If you're not familiar with Henry's Attic yarns, you should be, especially if you enjoy dyeing your own yarn or fabric. They produce a broad range of undyed, natural-fiber yarns, plus a few nylon blends, in all sorts of interesting textures. They don't seem to sell retail, but I've found good deals on the yarn at a number of stores on line and off, including DiscountYarnSale.com. (If you buy undyed yarn from Halcyon, it's probably Henry's Attic; the Silk & Ivory I bought there for my Pacific Northwest Shawl was produced by HA.)
We sometimes hear people question whether blocking does anything for cotton and other non-wool yarns. Yes, it does.
The Evening in Eden pattern is rated for "enthusiastic beginners," and while it's large enough to take a good deal of time to finish (two months, in my case), it would make a fine first lace project; it's just many, many repeats of the same 16-stitch, 48-row lace pattern, knit as a straightforward rectangle.
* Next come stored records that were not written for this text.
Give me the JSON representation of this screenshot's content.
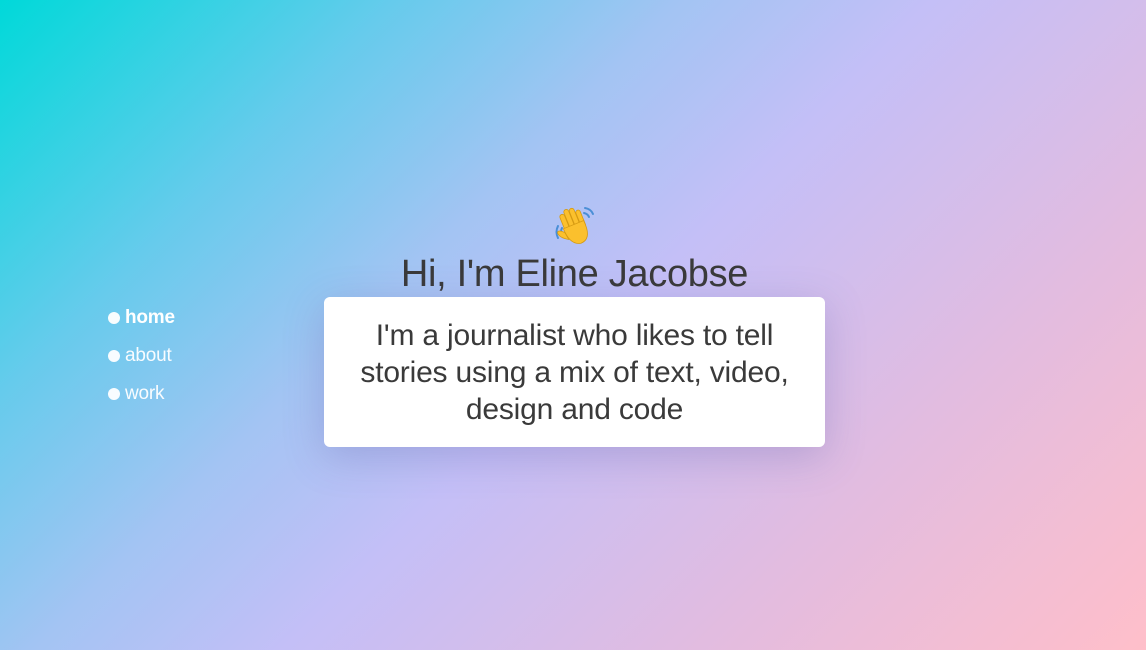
{
  "nav": {
    "items": [
      {
        "label": "home",
        "active": true
      },
      {
        "label": "about",
        "active": false
      },
      {
        "label": "work",
        "active": false
      }
    ]
  },
  "hero": {
    "icon": "waving-hand-icon",
    "title": "Hi, I'm Eline Jacobse",
    "intro": "I'm a journalist who likes to tell stories using a mix of text, video, design and code"
  },
  "colors": {
    "gradient_start": "#00d9d9",
    "gradient_mid": "#c4bff7",
    "gradient_end": "#ffbfca",
    "text": "#3a3a3a",
    "card": "#ffffff"
  }
}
One warning: If you plan to add fringe, as the pattern suggests, be sure you have plenty of yarn. I wound up using two 24-inch strands for each fringe, for a total of 458 yards of yarn; that was more than a third of what it took to knit the entire wrap.
I may or may not dye this shawl. It's lovely as is, but I don't wear a lot of white. A theatrical costumer friend has requisitioned it, as is, for a production of Enchanted April I'm working on, so I'll wait until after the show closes to decide.